My reader notes how a potential signaling mechanism for NASA’s Venus automaton resembles another device from a previous era:
The Russians did something similar during the cold war. A mechanical bug (passive resonator) was placed in an artwork and used to eavesdrop on the US ambassador’s office. http://www.eetimes.com/document.asp?doc_id=1274748
From the EE Times article:
While there are a great many myths about when and where the bug was most famously deployed, the NSA provides a definitive history. From the NSA web site:
“On August 4, 1945, Soviet school children gave a carving of the Great Seal of the United States to U.S. Ambassador Averell Harriman. It hung in the ambassador’s Moscow residential office until 1952 when the State Department discovered that it was ‘bugged.’

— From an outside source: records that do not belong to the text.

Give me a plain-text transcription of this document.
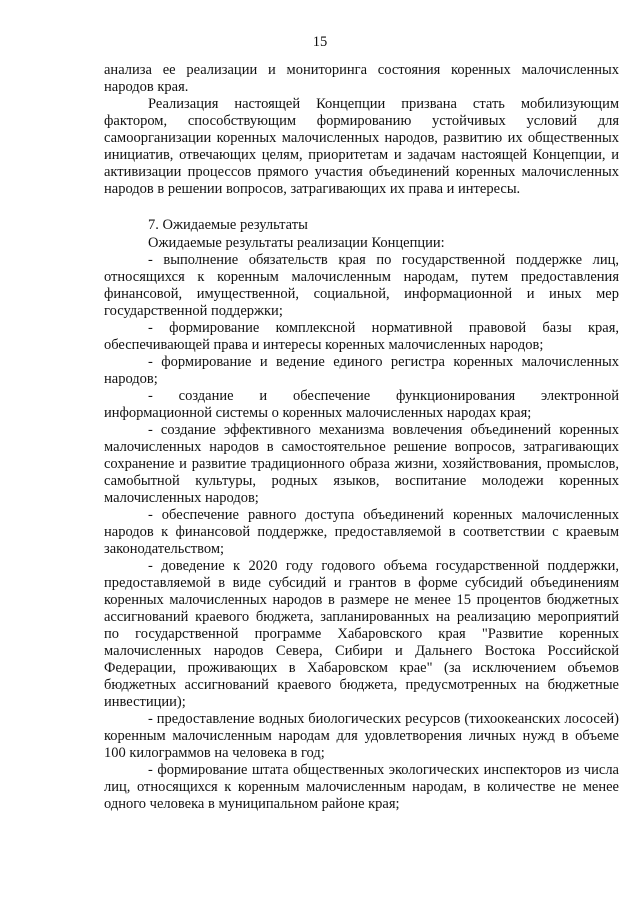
15

анализа ее реализации и мониторинга состояния коренных малочисленных народов края.

Реализация настоящей Концепции призвана стать мобилизующим фактором, способствующим формированию устойчивых условий для самоорганизации коренных малочисленных народов, развитию их общественных инициатив, отвечающих целям, приоритетам и задачам настоящей Концепции, и активизации процессов прямого участия объединений коренных малочисленных народов в решении вопросов, затрагивающих их права и интересы.

7. Ожидаемые результаты

Ожидаемые результаты реализации Концепции:

- выполнение обязательств края по государственной поддержке лиц, относящихся к коренным малочисленным народам, путем предоставления финансовой, имущественной, социальной, информационной и иных мер государственной поддержки;

- формирование комплексной нормативной правовой базы края, обеспечивающей права и интересы коренных малочисленных народов;

- формирование и ведение единого регистра коренных малочисленных народов;

- создание и обеспечение функционирования электронной информационной системы о коренных малочисленных народах края;

- создание эффективного механизма вовлечения объединений коренных малочисленных народов в самостоятельное решение вопросов, затрагивающих сохранение и развитие традиционного образа жизни, хозяйствования, промыслов, самобытной культуры, родных языков, воспитание молодежи коренных малочисленных народов;

- обеспечение равного доступа объединений коренных малочисленных народов к финансовой поддержке, предоставляемой в соответствии с краевым законодательством;

- доведение к 2020 году годового объема государственной поддержки, предоставляемой в виде субсидий и грантов в форме субсидий объединениям коренных малочисленных народов в размере не менее 15 процентов бюджетных ассигнований краевого бюджета, запланированных на реализацию мероприятий по государственной программе Хабаровского края "Развитие коренных малочисленных народов Севера, Сибири и Дальнего Востока Российской Федерации, проживающих в Хабаровском крае" (за исключением объемов бюджетных ассигнований краевого бюджета, предусмотренных на бюджетные инвестиции);

- предоставление водных биологических ресурсов (тихоокеанских лососей) коренным малочисленным народам для удовлетворения личных нужд в объеме 100 килограммов на человека в год;

- формирование штата общественных экологических инспекторов из числа лиц, относящихся к коренным малочисленным народам, в количестве не менее одного человека в муниципальном районе края;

The microphone hidden inside was passive and only activated when the Soviets wanted it to be. They shot radio waves from a van parked outside into the ambassador’s office and could then detect the changes of the microphone’s diaphragm inside the resonant cavity. When Soviets turned off the radio waves it was virtually impossible to detect the hidden ‘bug.’ The Soviets were able to eavesdrop on the U.S. ambassador’s conversations for six years.”
The existence of the bug was accidentally discovered by a British Radio Operator when he heard conversations on an open radio channel.
I found particularly interesting the fact that the whole scheme was dreamed up by Leon Theremin, inventor of the theremin[1] and prisoner in the “… prison camp/gold mine of Kolyma.” Because of the Stalinist purges depleted the technical ranks, Theremin was recruited out of the camp.
The value of a device undetectable when inactive is hard to over-estimate. I wonder how much valuable intelligence was gathered, and could have been gathered but for the BRO, through this fiendish device.
And if we have a way to detect the damn thing these days. Trick me once …
1If you’re a Star Trek fan and think the lead-in music was done on a theremin, shame on you. The theremin-like sound was provided by Loulie Jean Norman.